- Tods Corner
- Coordinates: 41°58′09″S 146°48′00″E﻿ / ﻿41.9692°S 146.8000°E
- Country: Australia
- State: Tasmania
- Region: Central
- LGA: Central Highlands;
- Location: 87 km (54 mi) N of Hamilton;

Government
- • State electorate: Lyons;
- • Federal division: Lyons;

Population
- • Total: 8 (2016 census)
- Postcode: 7030
Localities around Tods Corner
| Great Lake | Central Plateau | Central Plateau |
| Great Lake | Tods Corner | Central Plateau |
| Miena | Miena | Arthurs Lake |

= Tods Corner, Tasmania =

Tods Corner is a rural locality in the local government area of Central Highlands in the Central region of Tasmania.
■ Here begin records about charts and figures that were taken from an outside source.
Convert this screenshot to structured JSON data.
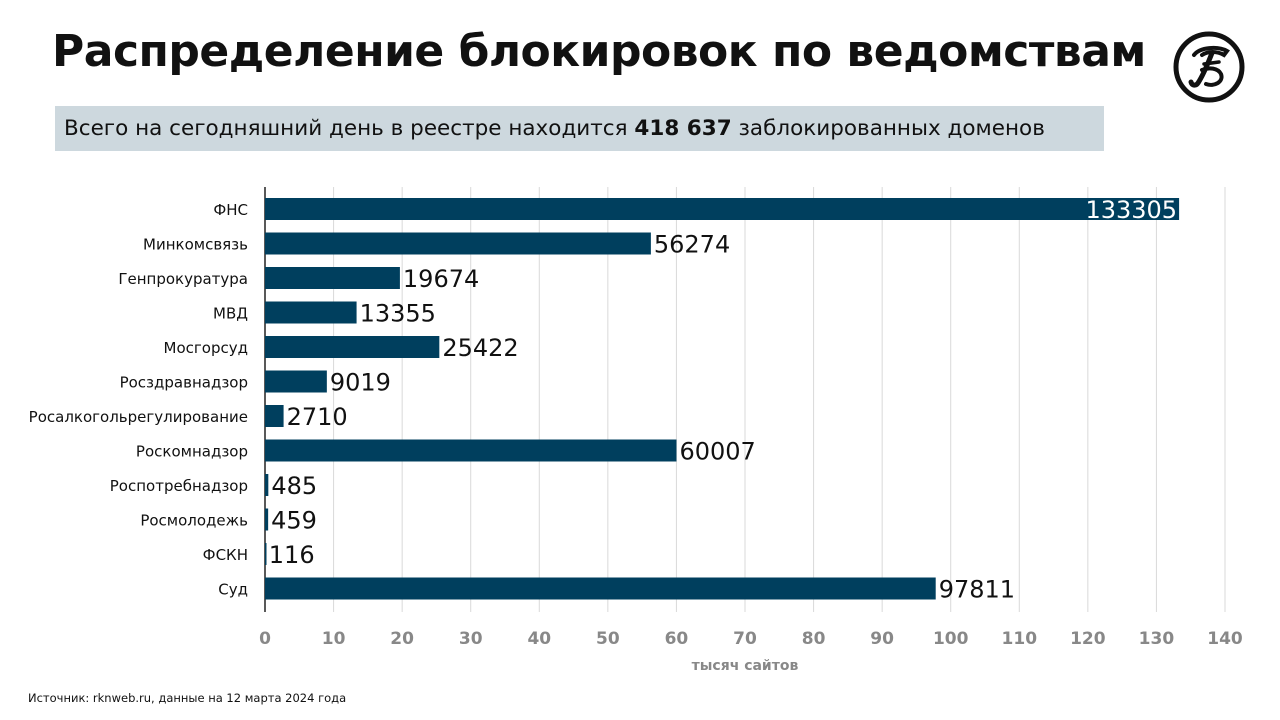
{
  "header": {
    "title": "Распределение блокировок по ведомствам",
    "subtitle_prefix": "Всего на сегодняшний день в реестре находится",
    "subtitle_total": "418 637",
    "subtitle_suffix": "заблокированных доменов"
  },
  "logo": {
    "name": "logo-emblem"
  },
  "footer": {
    "source": "Источник: rknweb.ru, данные на 12 марта 2024 года"
  },
  "colors": {
    "bar": "#003f5e",
    "panel": "#cdd8de",
    "grid": "#d9d9d9",
    "axis": "#222222",
    "tick": "#888888"
  },
  "chart_data": {
    "type": "bar",
    "orientation": "horizontal",
    "categories": [
      "ФНС",
      "Минкомсвязь",
      "Генпрокуратура",
      "МВД",
      "Мосгорсуд",
      "Росздравнадзор",
      "Росалкогольрегулирование",
      "Роскомнадзор",
      "Роспотребнадзор",
      "Росмолодежь",
      "ФСКН",
      "Суд"
    ],
    "values": [
      133305,
      56274,
      19674,
      13355,
      25422,
      9019,
      2710,
      60007,
      485,
      459,
      116,
      97811
    ],
    "value_labels": [
      "133305",
      "56274",
      "19674",
      "13355",
      "25422",
      "9019",
      "2710",
      "60007",
      "485",
      "459",
      "116",
      "97811"
    ],
    "xlabel": "тысяч сайтов",
    "xlim": [
      0,
      140000
    ],
    "xticks": [
      0,
      10000,
      20000,
      30000,
      40000,
      50000,
      60000,
      70000,
      80000,
      90000,
      100000,
      110000,
      120000,
      130000,
      140000
    ],
    "xtick_labels": [
      "0",
      "10",
      "20",
      "30",
      "40",
      "50",
      "60",
      "70",
      "80",
      "90",
      "100",
      "110",
      "120",
      "130",
      "140"
    ],
    "grid": true
  }
}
The locality is about 87 km north of the town of Hamilton. The 2016 census recorded a population of 8 for the state suburb of Tods Corner.

==History==
Tods Corner is a confirmed suburb/locality. The name has been in use since 1848 (Placenames Tasmania 1357D) and is believed to be that of an early settler.

==Geography==
The Great Lake forms part of the western boundary. Tods Corner Power Station is in the locality. The adjacent arm of Great Lake is also called Tods Corner.